This question is from https://mywiki.wooledge.org/ProcessSubstitution

mkfifo /var/tmp/fifo1
mkfifo /var/tmp/fifo2
sort list1 >/var/tmp/fifo1 &
sort list2 >/var/tmp/fifo2 &
diff /var/tmp/fifo1 /var/tmp/fifo2
rm /var/tmp/fifo1 /var/tmp/fifo2

As I understand about named pipes, I'm thinking the following is in effect:

On lines 1-2, we create two named pipes: fifo1 and fifo2.

sort list1 > fifo1 & and sort list2 > fifo2 & are trying to write to the named pipes so they are blocked until something reads from them.

Then diff command that comes afterwards, reads from fifo1 and fifo2. So lines 3-4 are unblocked. Next diff is executed and the output sent to terminal.

Lastly, we delete named pipes fifo1 and fifo2.

The source says all this is the same as diff <(sort list1) <(sort list2).

Is my explanation correct?


  • Yes, it looks correct to me. diff expects files, and process substitution allows you to turn the output of the two sort commands into files. Commented Feb 12, 2021 at 2:40

1 Answer 1


Is my explanation correct?

No. The sorts are blocked before even being started (the subshells which would execute the sorts are blocked when trying to open the fifos). And they're only blocked until the other side of the fifo is opened too, no need to read anything from it.

If you try mkfifo /tmp/fifo; true > /tmp/fifo, the true will be blocked, even if it isn't ever trying to write anything to the fifo. A true < /tmp/fifo from another shell will unblock it, without trying to read anything at all.

The source says all this is the same as diff <(sort list1) <(sort list2).

It's not.
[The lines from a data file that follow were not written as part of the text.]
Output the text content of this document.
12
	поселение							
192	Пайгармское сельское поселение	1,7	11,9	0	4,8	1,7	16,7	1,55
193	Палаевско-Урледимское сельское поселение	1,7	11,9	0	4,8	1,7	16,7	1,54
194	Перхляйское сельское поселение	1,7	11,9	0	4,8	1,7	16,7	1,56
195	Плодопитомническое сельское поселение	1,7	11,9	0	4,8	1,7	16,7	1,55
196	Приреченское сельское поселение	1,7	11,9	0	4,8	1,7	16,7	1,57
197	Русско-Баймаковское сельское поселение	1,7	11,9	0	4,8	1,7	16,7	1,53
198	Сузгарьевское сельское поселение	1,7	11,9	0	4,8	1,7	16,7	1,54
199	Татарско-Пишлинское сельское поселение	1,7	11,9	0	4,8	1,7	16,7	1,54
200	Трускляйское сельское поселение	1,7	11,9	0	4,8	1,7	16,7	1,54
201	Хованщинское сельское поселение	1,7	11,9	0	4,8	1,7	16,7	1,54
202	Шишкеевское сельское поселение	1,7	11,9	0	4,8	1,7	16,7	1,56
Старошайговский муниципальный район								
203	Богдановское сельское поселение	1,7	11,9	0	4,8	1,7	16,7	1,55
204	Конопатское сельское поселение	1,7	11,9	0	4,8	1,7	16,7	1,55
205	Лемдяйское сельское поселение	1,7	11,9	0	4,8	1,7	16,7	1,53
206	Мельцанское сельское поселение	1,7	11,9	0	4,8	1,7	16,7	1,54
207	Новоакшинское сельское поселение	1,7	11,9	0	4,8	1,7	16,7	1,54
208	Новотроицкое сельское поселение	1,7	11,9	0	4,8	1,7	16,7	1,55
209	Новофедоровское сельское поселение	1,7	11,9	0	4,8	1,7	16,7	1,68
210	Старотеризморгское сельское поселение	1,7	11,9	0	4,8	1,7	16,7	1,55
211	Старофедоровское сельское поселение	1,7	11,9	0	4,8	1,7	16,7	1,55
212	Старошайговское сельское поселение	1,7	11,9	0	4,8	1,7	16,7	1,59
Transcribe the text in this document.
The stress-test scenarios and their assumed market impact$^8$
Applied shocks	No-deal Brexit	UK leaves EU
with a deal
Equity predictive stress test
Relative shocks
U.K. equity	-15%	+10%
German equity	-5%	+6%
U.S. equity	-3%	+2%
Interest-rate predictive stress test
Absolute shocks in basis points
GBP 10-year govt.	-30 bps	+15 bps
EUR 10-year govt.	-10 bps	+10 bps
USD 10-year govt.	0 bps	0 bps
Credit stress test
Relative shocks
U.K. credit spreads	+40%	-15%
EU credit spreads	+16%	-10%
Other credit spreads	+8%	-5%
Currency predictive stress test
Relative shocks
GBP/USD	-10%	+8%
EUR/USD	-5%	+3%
If for some reason diff fifo1 fifo2 terminates before opening the fifos passed as arguments, the sort ... & will stay there forever, until someone has mercy and manually kills them.

And I don't know if process substitution can really be implemented with named pipes, but FWIW bash is NOT getting there by a stretch; on platforms without /dev/fds, bash's process substitutions are buggy and only usable with very much care.